3.4 Materials Flashcards
What is the elastic limit of a spring and what type of deformation occurs before and after this point?
- The elastic limit is the maximum a spring is able to stretch before its original length is changed.
- Before the elastic limit, the spring undergoes elastic deformation. If the tensile resultant force is removed, it will go back to its original length.
- After the elastic limit, the spring undergoes plastic deformation. If the resultant force is removed, it will no longer go back to its original length.
What is Hooke’s law and when does it apply?
- The extension of the spring is directly proportional to the force applied.
- This is true before the elastic limit is reached, during elastic deformation.
What does the force-extension graph for a spring look like?
- The graph is a straight line going through the origin up until the elastic limit, obeying Hooke’s law.
- After the elastic limit, the graph plateaus and does not obey Hooke’s law.

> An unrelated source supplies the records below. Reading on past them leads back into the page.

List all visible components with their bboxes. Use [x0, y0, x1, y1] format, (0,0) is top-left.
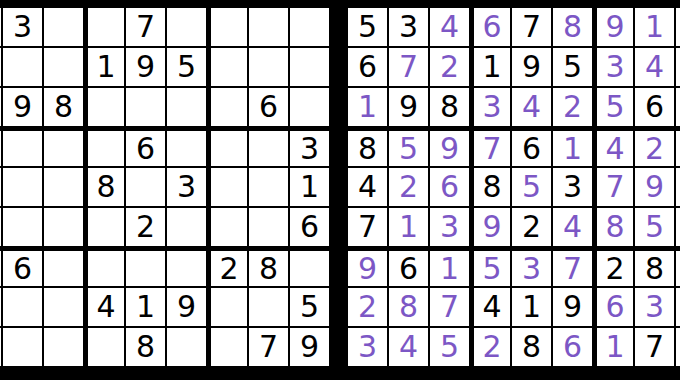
- cell-r7c8: 8: [248, 247, 289, 287]
- cell-r5c9: 1: [675, 167, 680, 207]
- cell-r5c5: 5: [511, 167, 552, 207]
- cell-r9c9: 9: [675, 327, 680, 367]
- cell-r8c7: [207, 287, 248, 327]
- cell-r1c5: 7: [125, 7, 166, 47]
- cell-r3c5: 4: [511, 87, 552, 127]
- cell-r2c7: [207, 47, 248, 87]
- cell-r9c8: 7: [248, 327, 289, 367]
- cell-r9c2: [2, 327, 43, 367]
- cell-r2c2: [2, 47, 43, 87]
- cell-r1c9: 2: [675, 7, 680, 47]
- cell-r5c4: 8: [84, 167, 125, 207]
- cell-r5c6: 3: [552, 167, 593, 207]
- cell-r6c9: 6: [289, 207, 330, 247]
- cell-r7c6: [166, 247, 207, 287]
- cell-r4c5: 6: [511, 127, 552, 167]
- cell-r1c5: 7: [511, 7, 552, 47]
- cell-r4c4: 7: [470, 127, 511, 167]
- cell-r6c4: [84, 207, 125, 247]
- cell-r2c9: [289, 47, 330, 87]
- cell-r4c5: 6: [125, 127, 166, 167]
- cell-r7c7: 2: [593, 247, 634, 287]
- cell-r9c5: 8: [125, 327, 166, 367]
- cell-r8c5: 1: [511, 287, 552, 327]
- cell-r2c8: 4: [634, 47, 675, 87]
- cell-r1c8: [248, 7, 289, 47]
- cell-r9c6: [166, 327, 207, 367]
- cell-r9c5: 8: [511, 327, 552, 367]
- cell-r3c2: 9: [2, 87, 43, 127]
- cell-r7c4: [84, 247, 125, 287]
- cell-r6c8: 5: [634, 207, 675, 247]
- cell-r6c6: 4: [552, 207, 593, 247]
- cell-r4c3: 9: [429, 127, 470, 167]
- cell-r9c3: 5: [429, 327, 470, 367]
- cell-r8c3: 7: [429, 287, 470, 327]
- cell-r8c8: [248, 287, 289, 327]
- cell-r4c8: [248, 127, 289, 167]
- cell-r6c9: 6: [675, 207, 680, 247]
- cell-r6c2: [2, 207, 43, 247]
- cell-r1c4: 6: [470, 7, 511, 47]
- cell-r1c2: 3: [2, 7, 43, 47]
- cell-r3c5: [125, 87, 166, 127]
- cell-r9c1: 3: [347, 327, 388, 367]
- cell-r1c4: [84, 7, 125, 47]
- cell-r6c4: 9: [470, 207, 511, 247]
- cell-r3c3: 8: [43, 87, 84, 127]
- cell-r3c8: 6: [634, 87, 675, 127]
- cell-r4c3: [43, 127, 84, 167]
- cell-r3c7: [207, 87, 248, 127]
- cell-r3c4: [84, 87, 125, 127]
- cell-r7c3: 1: [429, 247, 470, 287]
- cell-r8c4: 4: [470, 287, 511, 327]
- cell-r7c2: 6: [2, 247, 43, 287]
- cell-r6c7: 8: [593, 207, 634, 247]
- cell-r1c3: [43, 7, 84, 47]
- cell-r8c8: 3: [634, 287, 675, 327]
- cell-r7c4: 5: [470, 247, 511, 287]
- cell-r5c7: 7: [593, 167, 634, 207]
- cell-r5c8: 9: [634, 167, 675, 207]
- cell-r8c2: 8: [388, 287, 429, 327]
- cell-r6c2: 1: [388, 207, 429, 247]
- cell-r5c8: [248, 167, 289, 207]
- cell-r2c6: 5: [166, 47, 207, 87]
- cell-r3c8: 6: [248, 87, 289, 127]
- cell-r6c5: 2: [511, 207, 552, 247]
- cell-r7c5: [125, 247, 166, 287]
- cell-r7c3: [43, 247, 84, 287]
- sudoku-solution-grid: 5346789126721953481983425678597614234268…: [342, 2, 680, 372]
- cell-r5c3: 6: [429, 167, 470, 207]
- cell-r2c6: 5: [552, 47, 593, 87]
- cell-r2c1: 6: [347, 47, 388, 87]
- cell-r3c1: 1: [347, 87, 388, 127]
- cell-r1c9: [289, 7, 330, 47]
- cell-r2c4: 1: [470, 47, 511, 87]
- cell-r4c6: [166, 127, 207, 167]
- cell-r2c4: 1: [84, 47, 125, 87]
- cell-r3c2: 9: [388, 87, 429, 127]
- cell-r1c8: 1: [634, 7, 675, 47]
- cell-r5c5: [125, 167, 166, 207]
- cell-r4c7: [207, 127, 248, 167]
- cell-r8c4: 4: [84, 287, 125, 327]
- cell-r6c3: 3: [429, 207, 470, 247]
- cell-r4c9: 3: [675, 127, 680, 167]
- cell-r5c1: 4: [347, 167, 388, 207]
- cell-r9c4: [84, 327, 125, 367]
- cell-r8c3: [43, 287, 84, 327]
- cell-r8c5: 1: [125, 287, 166, 327]
- cell-r9c3: [43, 327, 84, 367]
- cell-r8c7: 6: [593, 287, 634, 327]
- cell-r7c6: 7: [552, 247, 593, 287]
- cell-r7c5: 3: [511, 247, 552, 287]
- cell-r1c7: [207, 7, 248, 47]
- sudoku-diagram: 537619598686348317266284195879 534678912…: [0, 0, 680, 380]
- cell-r4c9: 3: [289, 127, 330, 167]
- cell-r7c8: 8: [634, 247, 675, 287]
- cell-r9c7: [207, 327, 248, 367]
- cell-r3c9: 7: [675, 87, 680, 127]
- cell-r6c3: [43, 207, 84, 247]
- cell-r1c3: 4: [429, 7, 470, 47]
- cell-r2c5: 9: [511, 47, 552, 87]
- cell-r1c7: 9: [593, 7, 634, 47]
- cell-r8c9: 5: [289, 287, 330, 327]
- cell-r8c9: 5: [675, 287, 680, 327]
- cell-r4c1: 8: [347, 127, 388, 167]
- cell-r5c6: 3: [166, 167, 207, 207]
- cell-r1c6: 8: [552, 7, 593, 47]
- cell-r2c7: 3: [593, 47, 634, 87]
- cell-r4c2: 5: [388, 127, 429, 167]
- cell-r5c2: [2, 167, 43, 207]
- cell-r4c8: 2: [634, 127, 675, 167]
- cell-r1c6: [166, 7, 207, 47]
- cell-r2c8: [248, 47, 289, 87]
- cell-r3c3: 8: [429, 87, 470, 127]
- cell-r6c7: [207, 207, 248, 247]
- cell-r2c3: [43, 47, 84, 87]
- cell-r8c6: 9: [166, 287, 207, 327]
- cell-r3c9: [289, 87, 330, 127]
- cell-r7c9: [289, 247, 330, 287]
- cell-r1c2: 3: [388, 7, 429, 47]
- cell-r2c3: 2: [429, 47, 470, 87]
- cell-r7c2: 6: [388, 247, 429, 287]
- cell-r3c6: [166, 87, 207, 127]
- cell-r8c1: 2: [347, 287, 388, 327]
- cell-r5c3: [43, 167, 84, 207]
- cell-r3c7: 5: [593, 87, 634, 127]
- cell-r9c9: 9: [289, 327, 330, 367]
- cell-r5c2: 2: [388, 167, 429, 207]
- cell-r4c2: [2, 127, 43, 167]
- cell-r9c7: 1: [593, 327, 634, 367]
- cell-r4c6: 1: [552, 127, 593, 167]
- cell-r9c2: 4: [388, 327, 429, 367]
- cell-r5c7: [207, 167, 248, 207]
- sudoku-puzzle-grid: 537619598686348317266284195879: [0, 2, 335, 372]
- cell-r7c9: 4: [675, 247, 680, 287]
- cell-r3c4: 3: [470, 87, 511, 127]
- cell-r2c5: 9: [125, 47, 166, 87]
- cell-r6c1: 7: [347, 207, 388, 247]
- cell-r6c8: [248, 207, 289, 247]
- cell-r6c6: [166, 207, 207, 247]
- cell-r5c4: 8: [470, 167, 511, 207]
- cell-r3c6: 2: [552, 87, 593, 127]
- cell-r4c7: 4: [593, 127, 634, 167]
- cell-r9c8: 7: [634, 327, 675, 367]
- cell-r4c4: [84, 127, 125, 167]
- cell-r2c9: 8: [675, 47, 680, 87]
- cell-r1c1: 5: [347, 7, 388, 47]
- cell-r7c1: 9: [347, 247, 388, 287]
- cell-r6c5: 2: [125, 207, 166, 247]
- cell-r7c7: 2: [207, 247, 248, 287]
- cell-r8c6: 9: [552, 287, 593, 327]
- cell-r9c6: 6: [552, 327, 593, 367]
- cell-r5c9: 1: [289, 167, 330, 207]
- cell-r8c2: [2, 287, 43, 327]
- cell-r2c2: 7: [388, 47, 429, 87]
- cell-r9c4: 2: [470, 327, 511, 367]
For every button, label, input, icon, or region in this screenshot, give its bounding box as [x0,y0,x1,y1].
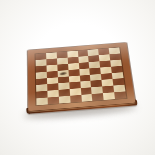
square-e1 [81,94,93,102]
square-b1 [47,97,58,105]
board-grid [35,47,128,106]
wood-knot [59,71,67,75]
chessboard [28,42,136,111]
square-f1 [92,93,104,101]
square-g1 [103,92,115,100]
square-h1 [114,91,126,99]
photo-background [0,0,155,155]
square-d1 [70,95,82,103]
board-scene [0,0,155,155]
board-frame [28,42,136,111]
square-a1 [36,98,47,106]
square-c1 [59,96,71,104]
board-stack [24,20,135,131]
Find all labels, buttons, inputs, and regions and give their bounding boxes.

How can you calculate the work done on a material from its force-extension or force-compression graph?
The work done is the area under the graph.
What is tensile stress?
- The force applied per unit cross-sectional area of the wire.
- σ=F/A
What is tensile strain?
- The fractional change in the original length of the wire.
- ε = x/L
What is ultimate tensile strength?
- The maximum stress a material can withstand before it breaks.
- This is the highest peak on a stress-strain graph.
What is the Young modulus?
- The ratio of stress to strain of a material, which is constant.
- E=σε
= This is the gradient of a stress-strain graph.
What does the stress-strain graph of a ductile material look like?
- Undergo elastic deformation up to the elastic limit, then plastic deformation.
- Can withstand large amounts of plastic deformation before breaking.
What does the stress-strain graph of a brittle material look like?
- Undergoes elastic deformation until its breaking point.
- No plastic deformation.
- Loading and unloading curves are the same.
What does the stress-strain graph of a polymeric material look like?
- Can endure a lot of tensile stress before breaking.
- No plastic deformation, but the loading and unloading curves are different, due to energy lost to heat.
What is the area under a stress-strain graph?
Energy stored or work done per unit volume.